What "configured correctly" means: Strong cipher suites only, no export ciphers, no RC4, no 3DES, prefer forward secrecy (ECDHE). Tools like Qualys SSL Labs can score your configuration.

Common mistake: Serving TLS with a mismatched certificate chain. Your certificate is valid but the intermediate is missing, so some browsers trust it and others don't. Check the full chain, not just the leaf.

4. PKI and Certificate Management

What it is: The infrastructure that binds identity ("this is example.com") to a public key. A Certificate Authority (CA) vouches that the key-to-identity mapping is real, and your browser trusts the CA.

Why it matters: Encryption without authentication is useless. If you encrypt your data to the wrong public key because you couldn't verify whose it was, you haven't protected anything. PKI is how the verification happens at scale.

The ecosystem you actually deal with:

  • Public CAs (Let's Encrypt, DigiCert, Sectigo) issue certs for public-facing services. Let's Encrypt is free and automated via ACME. Use it.
  • Private CAs (ADCS, Vault PKI, AWS Private CA) issue certs for internal services. Essential for mTLS inside a network.
  • Certificate lifecycle tools (cert-manager in Kubernetes, ACME clients, HashiCorp Vault) automate renewal. Manual certificate management is how outages happen.

The failure mode to avoid: Expired certificates. Every significant outage postmortem list includes "cert expired, nobody had alerts on it." Automate renewal. Alert at 30 days, 14 days, and 7 days out.

5. Key Management and HSMs

What it is: The systems that store and protect the private keys that everything else depends on.

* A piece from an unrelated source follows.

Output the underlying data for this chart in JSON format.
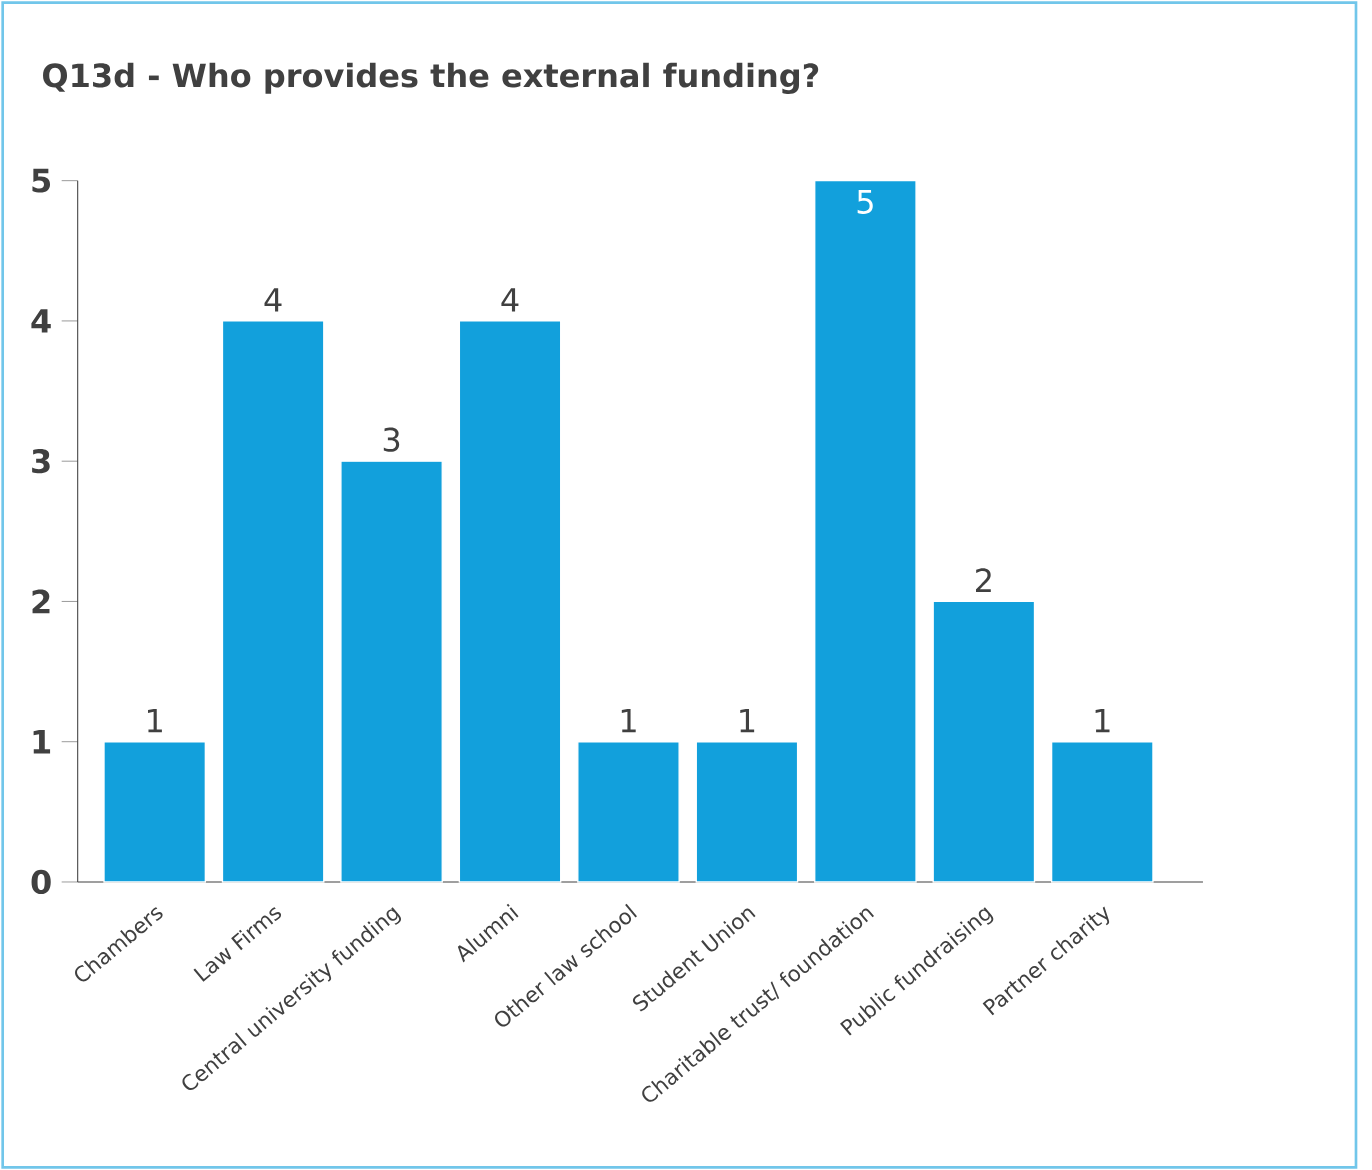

At the top of the stack sits the Hardware Security Module (HSM) — a tamper-resistant physical device that generates and holds keys without ever exposing them.

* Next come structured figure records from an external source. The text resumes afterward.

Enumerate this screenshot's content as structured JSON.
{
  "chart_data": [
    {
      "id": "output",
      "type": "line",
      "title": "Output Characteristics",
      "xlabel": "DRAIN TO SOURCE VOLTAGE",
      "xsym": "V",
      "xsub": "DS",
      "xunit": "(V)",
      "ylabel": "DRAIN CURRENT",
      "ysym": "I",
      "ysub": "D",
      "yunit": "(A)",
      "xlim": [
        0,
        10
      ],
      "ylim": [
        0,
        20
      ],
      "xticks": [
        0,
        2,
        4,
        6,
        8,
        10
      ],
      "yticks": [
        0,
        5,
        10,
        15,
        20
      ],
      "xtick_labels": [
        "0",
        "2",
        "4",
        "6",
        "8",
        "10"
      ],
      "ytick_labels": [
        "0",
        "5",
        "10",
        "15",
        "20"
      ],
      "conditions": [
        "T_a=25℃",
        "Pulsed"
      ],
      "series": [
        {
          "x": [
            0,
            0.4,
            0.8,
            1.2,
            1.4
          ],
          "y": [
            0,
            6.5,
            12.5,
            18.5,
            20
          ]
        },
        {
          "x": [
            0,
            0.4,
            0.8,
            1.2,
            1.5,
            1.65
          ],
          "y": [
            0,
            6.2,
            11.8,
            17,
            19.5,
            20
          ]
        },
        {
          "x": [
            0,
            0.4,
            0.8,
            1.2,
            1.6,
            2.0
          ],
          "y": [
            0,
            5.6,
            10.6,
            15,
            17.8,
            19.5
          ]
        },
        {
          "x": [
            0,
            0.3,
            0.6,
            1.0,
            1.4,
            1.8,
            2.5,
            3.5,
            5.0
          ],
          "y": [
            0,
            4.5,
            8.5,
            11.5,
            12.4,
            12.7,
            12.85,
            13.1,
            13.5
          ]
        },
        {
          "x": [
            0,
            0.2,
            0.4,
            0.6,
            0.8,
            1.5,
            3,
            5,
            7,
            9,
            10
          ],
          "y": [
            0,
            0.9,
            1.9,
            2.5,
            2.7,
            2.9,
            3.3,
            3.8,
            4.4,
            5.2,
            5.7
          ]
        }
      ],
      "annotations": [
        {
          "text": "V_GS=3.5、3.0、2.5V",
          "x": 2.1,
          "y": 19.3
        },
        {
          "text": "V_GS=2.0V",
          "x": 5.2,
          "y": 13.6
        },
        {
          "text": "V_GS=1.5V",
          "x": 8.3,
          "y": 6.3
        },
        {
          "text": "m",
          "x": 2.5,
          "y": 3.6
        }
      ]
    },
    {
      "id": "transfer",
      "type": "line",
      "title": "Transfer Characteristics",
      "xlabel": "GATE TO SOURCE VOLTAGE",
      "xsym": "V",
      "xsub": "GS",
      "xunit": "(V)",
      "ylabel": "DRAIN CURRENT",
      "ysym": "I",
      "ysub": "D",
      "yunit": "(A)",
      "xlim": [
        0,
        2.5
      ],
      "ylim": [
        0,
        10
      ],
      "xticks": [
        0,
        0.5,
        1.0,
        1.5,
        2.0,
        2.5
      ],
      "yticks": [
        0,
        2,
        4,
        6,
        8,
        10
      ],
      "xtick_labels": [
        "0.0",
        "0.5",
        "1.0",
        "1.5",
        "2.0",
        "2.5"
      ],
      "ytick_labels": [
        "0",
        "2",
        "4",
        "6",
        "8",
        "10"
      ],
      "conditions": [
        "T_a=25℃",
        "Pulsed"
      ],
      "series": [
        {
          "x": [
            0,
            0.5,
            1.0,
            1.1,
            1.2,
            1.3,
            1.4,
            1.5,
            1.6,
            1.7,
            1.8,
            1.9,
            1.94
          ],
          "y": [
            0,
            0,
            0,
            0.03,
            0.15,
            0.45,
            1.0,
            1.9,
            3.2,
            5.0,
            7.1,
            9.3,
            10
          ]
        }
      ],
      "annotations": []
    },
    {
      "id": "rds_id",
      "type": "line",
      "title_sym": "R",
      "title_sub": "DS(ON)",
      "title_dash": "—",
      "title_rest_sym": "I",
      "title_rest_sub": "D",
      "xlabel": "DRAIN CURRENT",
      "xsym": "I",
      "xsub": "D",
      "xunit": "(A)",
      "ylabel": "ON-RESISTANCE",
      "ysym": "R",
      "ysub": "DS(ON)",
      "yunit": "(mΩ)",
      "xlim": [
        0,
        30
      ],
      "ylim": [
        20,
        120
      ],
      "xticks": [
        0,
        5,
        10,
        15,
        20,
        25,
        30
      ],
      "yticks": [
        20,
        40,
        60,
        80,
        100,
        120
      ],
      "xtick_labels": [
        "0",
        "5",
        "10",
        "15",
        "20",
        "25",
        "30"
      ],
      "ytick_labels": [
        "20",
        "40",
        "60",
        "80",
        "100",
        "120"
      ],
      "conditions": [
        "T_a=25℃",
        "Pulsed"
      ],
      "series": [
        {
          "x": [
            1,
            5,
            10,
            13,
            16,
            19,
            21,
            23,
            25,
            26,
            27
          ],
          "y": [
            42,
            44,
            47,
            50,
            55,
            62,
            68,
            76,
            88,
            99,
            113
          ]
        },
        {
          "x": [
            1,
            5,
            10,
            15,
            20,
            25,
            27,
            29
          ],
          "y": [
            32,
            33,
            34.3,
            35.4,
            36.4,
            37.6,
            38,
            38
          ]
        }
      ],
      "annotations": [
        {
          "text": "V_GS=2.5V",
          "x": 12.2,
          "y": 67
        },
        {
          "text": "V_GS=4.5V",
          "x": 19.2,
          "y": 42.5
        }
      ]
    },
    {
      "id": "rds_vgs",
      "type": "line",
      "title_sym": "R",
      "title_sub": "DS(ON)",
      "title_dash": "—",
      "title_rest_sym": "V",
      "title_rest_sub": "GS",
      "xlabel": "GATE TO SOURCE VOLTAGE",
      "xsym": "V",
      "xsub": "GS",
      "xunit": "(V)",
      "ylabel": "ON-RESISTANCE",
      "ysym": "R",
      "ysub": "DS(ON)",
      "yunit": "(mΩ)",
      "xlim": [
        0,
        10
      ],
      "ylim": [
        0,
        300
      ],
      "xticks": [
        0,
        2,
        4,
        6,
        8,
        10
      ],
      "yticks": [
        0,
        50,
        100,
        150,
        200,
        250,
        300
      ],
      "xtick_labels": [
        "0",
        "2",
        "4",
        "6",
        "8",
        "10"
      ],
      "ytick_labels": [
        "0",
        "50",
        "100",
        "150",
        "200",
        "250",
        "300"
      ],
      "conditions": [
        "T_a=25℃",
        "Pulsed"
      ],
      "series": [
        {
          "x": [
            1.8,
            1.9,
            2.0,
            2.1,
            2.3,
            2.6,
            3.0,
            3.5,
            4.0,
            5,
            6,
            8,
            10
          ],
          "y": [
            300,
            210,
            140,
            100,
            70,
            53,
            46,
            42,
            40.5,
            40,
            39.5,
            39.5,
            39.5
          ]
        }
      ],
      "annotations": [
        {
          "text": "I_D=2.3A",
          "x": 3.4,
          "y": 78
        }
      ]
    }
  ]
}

Why it matters: Every encryption technique above is only as secure as the keys it uses. If your keys live in a config file, your encryption is a speed bump. If your keys live in an HSM, extracting them requires physical possession and specialized attack equipment.

The hierarchy:

  • Worst: Keys in source code, config files, or environment variables with file access for everyone.
  • Better: Keys in a secrets manager (Vault, AWS Secrets Manager, Azure Key Vault) with IAM-based access.
  • Better still: Keys in cloud KMS where the key material never leaves the service.
  • Best: Keys in an HSM (cloud HSM or on-prem Luna / Entrust / Thales) with FIPS 140-2 Level 3 validation.

FIPS 140-2 levels: Level 1 is "it's software." Level 2 adds tamper-evident sealing. Level 3 adds tamper-response (the device erases keys if opened). Level 4 is military-grade and rare. For most regulated workloads, Level 3 is the target.

Envelope encryption: The pattern you should use. A local Data Encryption Key (DEK) encrypts the data. A Key Encryption Key (KEK) in the HSM encrypts the DEK. You rotate the KEK often (cheap, one operation) and the DEK rarely (expensive, requires re-encrypting data). This is how cloud providers do it internally.

What We'd Actually Do

For a customer starting from "we know we should encrypt stuff":

  1. Enable default encryption at rest. Every cloud provider has this as a one-click option.
  2. Enforce TLS 1.2 minimum on every public endpoint. Redirect HTTP to HTTPS.
  3. Use Let's Encrypt with automation. No manual cert renewals.
  4. Move secrets to a secrets manager. Any secrets manager is better than env vars in config files.
  5. For regulated data, adopt customer-managed keys in HSM-backed KMS. Azure Key Vault Premium, AWS CloudHSM, Google Cloud HSM.
  6. Rotate keys on a schedule. Automated. Alerted on failure.

Three Takeaways

  1. Symmetric encryption protects data, asymmetric encryption protects keys. Every real system uses both.
  2. Key management is harder than encryption. The algorithms are solved. The key handling is where everything goes wrong.
  3. Automate certificate lifecycle or plan to cause outages. No exceptions.